Non-clinical studies with clonidine indicate no direct or indirect harmful effects with respect to the fertility index.

No studies on the effects on the ability to drive and use machines have been performed.

However, patients should be advised that they may experience undesirable effects such as dizziness, sedation and accommodation disorder during treatment with clonidine.

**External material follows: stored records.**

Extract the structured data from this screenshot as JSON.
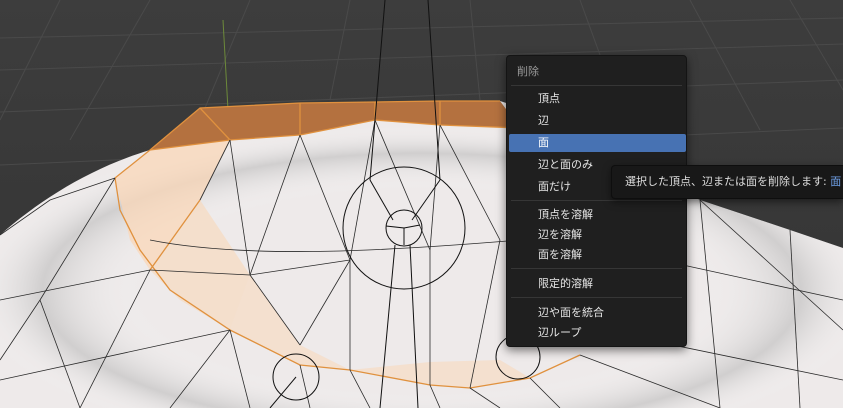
{
  "menu": {
    "title": "削除",
    "items": [
      {
        "label": "頂点"
      },
      {
        "label": "辺"
      },
      {
        "label": "面"
      },
      {
        "label": "辺と面のみ"
      },
      {
        "label": "面だけ"
      },
      {
        "label": "頂点を溶解"
      },
      {
        "label": "辺を溶解"
      },
      {
        "label": "面を溶解"
      },
      {
        "label": "限定的溶解"
      },
      {
        "label": "辺や面を統合"
      },
      {
        "label": "辺ループ"
      }
    ],
    "highlighted_item": "面"
  },
  "tooltip": {
    "description": "選択した頂点、辺または面を削除します:",
    "value": "面"
  },
  "colors": {
    "viewport_background": "#3a3a3a",
    "menu_background": "#1f1f1f",
    "highlight": "#4772b3",
    "selection_orange": "#e0913e",
    "selected_face_fill": "#f9d7b8",
    "tooltip_accent": "#6fa0e6"
  }
}
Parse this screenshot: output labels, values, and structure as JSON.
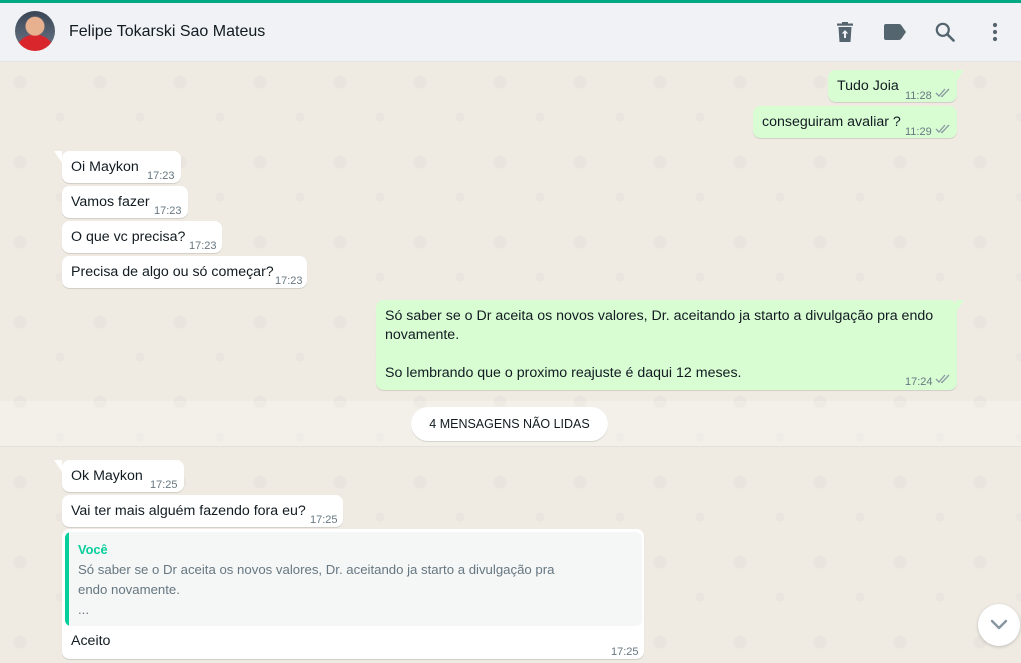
{
  "header": {
    "contact_name": "Felipe Tokarski Sao Mateus",
    "icons": [
      "delete-icon",
      "label-icon",
      "search-icon",
      "menu-icon"
    ]
  },
  "colors": {
    "accent": "#00a884",
    "incoming_bubble": "#ffffff",
    "outgoing_bubble": "#d9fdd3",
    "quote_author": "#06cf9c",
    "chat_background": "#efeae2"
  },
  "messages": {
    "m1": {
      "text": "Tudo Joia",
      "time": "11:28"
    },
    "m2": {
      "text": "conseguiram avaliar ?",
      "time": "11:29"
    },
    "m3": {
      "text": "Oi Maykon",
      "time": "17:23"
    },
    "m4": {
      "text": "Vamos fazer",
      "time": "17:23"
    },
    "m5": {
      "text": "O que vc precisa?",
      "time": "17:23"
    },
    "m6": {
      "text": "Precisa de algo ou só começar?",
      "time": "17:23"
    },
    "m7": {
      "line1": "Só saber se o Dr aceita os novos valores, Dr. aceitando ja starto a divulgação pra endo",
      "line2": "novamente.",
      "line3": "So lembrando que o proximo reajuste é daqui 12 meses.",
      "time": "17:24"
    },
    "m8": {
      "text": "Ok Maykon",
      "time": "17:25"
    },
    "m9": {
      "text": "Vai ter mais alguém fazendo fora eu?",
      "time": "17:25"
    },
    "m10": {
      "quote_author": "Você",
      "quote_line1": "Só saber se o Dr aceita os novos valores, Dr. aceitando ja starto a divulgação pra",
      "quote_line2": "endo novamente.",
      "quote_line3": "...",
      "text": "Aceito",
      "time": "17:25"
    }
  },
  "unread_label": "4 MENSAGENS NÃO LIDAS"
}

If patients experience the above mentioned side effects they should avoid potentially hazardous tasks such as driving or operating machinery.

Most adverse effects are mild and tend to diminish with continued therapy.

Adverse events have been ranked under headings of frequency using the following convention: Very common ≥/10, Common ≥1/100, <1/10, Uncommon ≥1/1000, <1/100, Rare ≥1/10000, <1/1000, Very rare <1/10000, Not known Cannot be estimated from the available data.

Endocrine disorders

Rare: Gynaecomastia

Psychiatric disorders

Common: Depression, Sleep disorder

Uncommon: Delusional perception, Hallucination, Nightmare

Not known: Confusional state, Libido decreased

Nervous system disorders

Very common: Dizziness, Sedation

Common: Headache

Uncommon: Paraesthesia

Eye disorders

Rare: Lacrimation decreased

Not known: Accommodation disorder

Cardiac disorders

Uncommon: Sinus bradycardia

Rare: Atrioventricular block

Not known: Bradyarrhythmia

Vascular disorders

Very common: Orthostatic hypotension

Uncommon: Raynaud’s phenomenon

Respiratory, thoracic and mediastinal disorders

Rare: Nasal dryness

Gastrointestinal disorders

Very common: Dry mouth

Common: Constipation, Nausea, Salivary gland pain, Vomiting

Rare: Colonic pseudo-obstruction

Skin and subcutaneous tissue disorders

Uncommon: Pruritus, Rash, Urticaria

Rare: Alopecia

Reproductive system and breast disorders

Common: Erectile dysfunction

General disorders and administration site conditions

Common: Fatigue

Uncommon: Malaise

Investigations

Rare: Blood glucose increased

There are occasional reports of fluid retention during initial stages of oral treatment. This is usually transitory and can be corrected by the addition of a diuretic.

Occasional reports of abnormal liver function tests and two cases of hepatitis have also been reported.